We have a VPN system for work, where we can connect to our intranet to get mail and do our work via any internet connection. They supply us broadband connections at home so that we can work as effectively from home as we could in the office. We rely very heavily on internet type technologies at work to communicate and collaborate and make the “virtual” teams work, which they generally do very well.
The ongoing jokes in our team are that we only go to the office to submit expense claims, and we see our team member more frequently at breakfast at the Sheraton Towers hotel in Melbourne than we do in our office in Sydney.
All this, plus a great personal interest of internet technologies means that I spend most of my time online for both work and pleasure. In fact, I have become so dependent on it, that being disconnected is quite disconcerting. Many people would see this as a bad thing – I often get accused of not having a life, however I am contstantly in communication with my work colleagues as well as my friends – I probably communicate more with other people (most of whom I actually have met), than a lot of not-so-connected people would.

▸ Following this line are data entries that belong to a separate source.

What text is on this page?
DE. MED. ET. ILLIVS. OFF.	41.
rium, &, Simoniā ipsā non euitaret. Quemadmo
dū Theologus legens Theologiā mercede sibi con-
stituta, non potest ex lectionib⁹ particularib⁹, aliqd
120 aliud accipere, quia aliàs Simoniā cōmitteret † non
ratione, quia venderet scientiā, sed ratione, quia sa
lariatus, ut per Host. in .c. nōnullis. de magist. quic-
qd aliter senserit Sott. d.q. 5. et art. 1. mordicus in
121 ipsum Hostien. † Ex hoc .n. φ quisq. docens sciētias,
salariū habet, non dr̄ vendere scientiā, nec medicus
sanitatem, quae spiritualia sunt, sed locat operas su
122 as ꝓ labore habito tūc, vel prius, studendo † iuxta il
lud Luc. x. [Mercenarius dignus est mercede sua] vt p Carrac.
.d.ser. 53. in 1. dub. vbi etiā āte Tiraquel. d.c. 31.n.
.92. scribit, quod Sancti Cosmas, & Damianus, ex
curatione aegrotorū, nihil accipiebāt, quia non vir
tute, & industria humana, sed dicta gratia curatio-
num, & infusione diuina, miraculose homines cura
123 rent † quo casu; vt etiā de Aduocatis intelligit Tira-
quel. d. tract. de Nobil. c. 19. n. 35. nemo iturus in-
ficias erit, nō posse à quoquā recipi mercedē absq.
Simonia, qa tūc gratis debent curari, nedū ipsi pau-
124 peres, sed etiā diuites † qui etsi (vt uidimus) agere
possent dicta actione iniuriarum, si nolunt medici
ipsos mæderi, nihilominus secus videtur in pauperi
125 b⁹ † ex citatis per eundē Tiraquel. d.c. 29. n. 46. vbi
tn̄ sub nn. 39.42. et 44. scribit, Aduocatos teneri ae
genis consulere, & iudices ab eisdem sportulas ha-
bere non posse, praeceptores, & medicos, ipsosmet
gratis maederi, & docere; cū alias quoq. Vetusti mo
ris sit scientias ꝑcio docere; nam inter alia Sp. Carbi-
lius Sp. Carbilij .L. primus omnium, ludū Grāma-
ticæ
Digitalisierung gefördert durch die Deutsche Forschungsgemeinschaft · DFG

The power of collaboration using the internet is quite amazing, and it doesn’t matter where we are geographically, we can still communicate and “team” with people anywhere in the world.
Interestingly, I spend relatively little time “surfing” the net. The internet is a tool to me, I use it to find information that I need, I use it to communicate, I use it to collaborate, I use it to learn.
Note to self – one day I must write about the last great constraint to global communications – timezones.